The A-series was standardized in 1922, based on the idea of physicist Georg Christoph Lichtenberg. He proposed that paper sizes have an aspect ratio of the square root of 2. Thus, with a short side of length 1, you have a long side of length 1.41421. If you fold such a sheet of paper, you get two smaller sheets of the same ratio. Fold again, the same ratio. The A-series is based on A0, with a dimension of 841 by 1189 mm. It has the Lichtenberg aspect ratio, with a total area of one square meter. The other A sizes are derived by halving. Fold A0 to get A1, again to get A2, etc. In principle, you can keep folding forever, but by A10 you’re down to the size of a postage stamp, so that’s typically the limit.
One advantage of A-series is that images scale easily. If you want to print two A5 pages on a single sheet, just print it on A4. You don’t need to adjust dimensions, because it naturally fits. If you want to print an A3 poster on A6 paper, just shrink it to ⅛ its original size. A-series is so useful it’s become an international standard for most of the world outside the U.S, which is why so many bound notebooks are A5.
The most common A-series size is A4, which is similar to the standard American paper. But, at 8¼ by about 11½ it’s just different enough to be annoying. It’s just slightly too long for a standard hanging folder, and you have to scale down A4 pages to print them on U.S. paper. And because it’s an international standard, most good quality paper is in A-series rather than U.S.
So why hasn’t America adopted A-series?

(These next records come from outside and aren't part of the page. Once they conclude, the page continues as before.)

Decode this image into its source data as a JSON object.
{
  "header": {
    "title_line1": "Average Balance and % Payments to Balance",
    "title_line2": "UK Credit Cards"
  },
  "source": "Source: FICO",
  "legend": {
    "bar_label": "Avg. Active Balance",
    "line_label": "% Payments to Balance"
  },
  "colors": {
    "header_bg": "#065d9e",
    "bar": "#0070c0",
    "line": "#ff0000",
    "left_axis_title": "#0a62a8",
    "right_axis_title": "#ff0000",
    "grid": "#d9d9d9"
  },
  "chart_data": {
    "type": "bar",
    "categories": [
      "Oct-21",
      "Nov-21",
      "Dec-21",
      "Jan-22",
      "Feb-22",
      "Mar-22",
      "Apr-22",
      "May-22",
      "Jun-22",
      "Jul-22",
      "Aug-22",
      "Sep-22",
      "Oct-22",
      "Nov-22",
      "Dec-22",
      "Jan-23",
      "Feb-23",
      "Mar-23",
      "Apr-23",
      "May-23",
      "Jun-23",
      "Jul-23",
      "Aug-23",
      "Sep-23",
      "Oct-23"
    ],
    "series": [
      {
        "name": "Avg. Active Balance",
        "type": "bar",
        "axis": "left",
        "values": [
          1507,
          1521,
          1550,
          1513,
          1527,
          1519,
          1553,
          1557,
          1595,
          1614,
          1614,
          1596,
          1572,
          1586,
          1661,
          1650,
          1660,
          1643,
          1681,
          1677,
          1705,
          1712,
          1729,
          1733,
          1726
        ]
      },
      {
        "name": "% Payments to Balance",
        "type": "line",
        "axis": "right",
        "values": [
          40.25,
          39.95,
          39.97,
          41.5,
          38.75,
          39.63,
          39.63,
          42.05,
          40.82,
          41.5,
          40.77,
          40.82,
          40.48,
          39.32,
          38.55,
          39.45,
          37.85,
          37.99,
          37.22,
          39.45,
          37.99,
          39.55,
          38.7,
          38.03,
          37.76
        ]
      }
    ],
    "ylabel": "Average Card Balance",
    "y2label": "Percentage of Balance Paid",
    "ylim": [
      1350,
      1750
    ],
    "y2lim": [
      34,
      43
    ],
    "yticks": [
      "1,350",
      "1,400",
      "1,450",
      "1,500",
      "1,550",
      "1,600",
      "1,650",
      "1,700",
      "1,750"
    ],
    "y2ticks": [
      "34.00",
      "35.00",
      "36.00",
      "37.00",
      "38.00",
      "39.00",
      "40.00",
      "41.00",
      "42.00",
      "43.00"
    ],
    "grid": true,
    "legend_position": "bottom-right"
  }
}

That might seem like a silly question for a country that still avoids the metric system, but in this case, the answer is a bit more subtle. Papermaking is has a long tradition in the States, and much of the old equipment is still reliable. In the 1900s, Europe lost much of its paper infrastructure during the world wars, so there was some motivation to adopt a better standard when rebuilding. Since the U.S. didn’t lose infrastructure, there wasn’t the same motivation. Retooling papermaking to adopt A-series isn’t cost-effective, and the difference isn’t significant enough to change. So until America decides to make an A4 effort, we’ll be the last major holdout in the world of paper sizes.